Welcome to the Community! I suggest providing the URL or the image object directly instead of using base64 encoding. Base64 encoding converts the image into a large string, which significantly increases the number of tokens processed.
The number of tokens is determined by the base tile and the number of high detail tiles used for the image size at the given detail parameter.
You would only have ridulous token counts if you were not sending the image correctly as an object as part of a content array as specified in the API reference. Then the AI wouldn’t be able to see it anyway.
your code looks okay so my guess is you might be probably sending this to a non-vision model. although on second thought, you never mentioned any error.
I’m also having this issue!
Are there any news regarding this?
uploading each image onto some webserver is not feasible for my use case.
I also don’t see why it should be more expensive to analyze embedded image over image from url.
my test results (given an 300kb image of a duck with 1600x1067 px)
my query:
{
"model": "gpt-4o-mini",
"messages": [
{
"role": "system",
"content": "You are a helpful assistant."
},
{
"role": "user",
"content": [
{
"type": "image_url",
"image_url": {
"url": "[...]UBQBoBGvdUf//Z",
"detail": "auto"
}
},
{
"type": "text",
"text": "Describe the content of this image"
}
]
}
],
"max_tokens": 100,
"temperature": 0.7
}
ChatGptApi tokens usages (Prompt: 36858 + Completion: 66 = Total: 36924)
I get a correct answer, but the token usage is insane.
The input token consumption by gpt-4o-mini is to ensure that there is no “cheap vision” AI model. In fact, gpt-4o-mini costs twice as much for image input as simply gpt-4o.

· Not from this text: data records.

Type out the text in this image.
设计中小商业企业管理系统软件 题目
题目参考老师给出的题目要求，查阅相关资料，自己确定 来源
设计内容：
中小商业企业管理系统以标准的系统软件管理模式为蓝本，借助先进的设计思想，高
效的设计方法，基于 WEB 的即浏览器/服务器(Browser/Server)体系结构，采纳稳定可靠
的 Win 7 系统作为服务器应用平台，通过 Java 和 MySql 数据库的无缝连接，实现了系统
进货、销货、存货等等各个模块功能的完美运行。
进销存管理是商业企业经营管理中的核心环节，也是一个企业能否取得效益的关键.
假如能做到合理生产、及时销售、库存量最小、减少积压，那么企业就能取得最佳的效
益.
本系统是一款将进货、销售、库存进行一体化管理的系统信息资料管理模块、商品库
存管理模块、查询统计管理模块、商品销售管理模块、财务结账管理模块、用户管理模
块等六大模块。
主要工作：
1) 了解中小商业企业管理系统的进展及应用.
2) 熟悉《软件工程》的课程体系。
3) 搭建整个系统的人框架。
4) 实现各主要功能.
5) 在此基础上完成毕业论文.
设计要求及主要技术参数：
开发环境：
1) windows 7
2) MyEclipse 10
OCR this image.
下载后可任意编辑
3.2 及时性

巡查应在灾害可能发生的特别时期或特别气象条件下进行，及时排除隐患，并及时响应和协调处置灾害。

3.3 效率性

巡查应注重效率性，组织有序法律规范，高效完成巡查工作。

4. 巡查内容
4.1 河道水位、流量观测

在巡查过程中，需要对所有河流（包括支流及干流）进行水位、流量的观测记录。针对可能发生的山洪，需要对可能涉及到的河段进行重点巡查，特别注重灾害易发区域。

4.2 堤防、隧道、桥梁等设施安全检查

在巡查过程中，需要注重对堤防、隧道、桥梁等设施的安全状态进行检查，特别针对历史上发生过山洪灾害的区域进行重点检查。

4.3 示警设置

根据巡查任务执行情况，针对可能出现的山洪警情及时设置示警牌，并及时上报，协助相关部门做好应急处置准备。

The input token cost of an image is multiplied by 33.33x on gpt-4o-mini.
85 tokens of a “detail:low” image sent to gpt-4o becomes 2833 billed by gpt-4o-mini. Then your 6 tile + base image you are sending at detail:high, with 13x the tile and token cost of detail:low becomes the billed token cost you see.
It is not more expensive to use base64. What you should do is use the better quality model at lower image cost, and the whole API call might be cheaper too.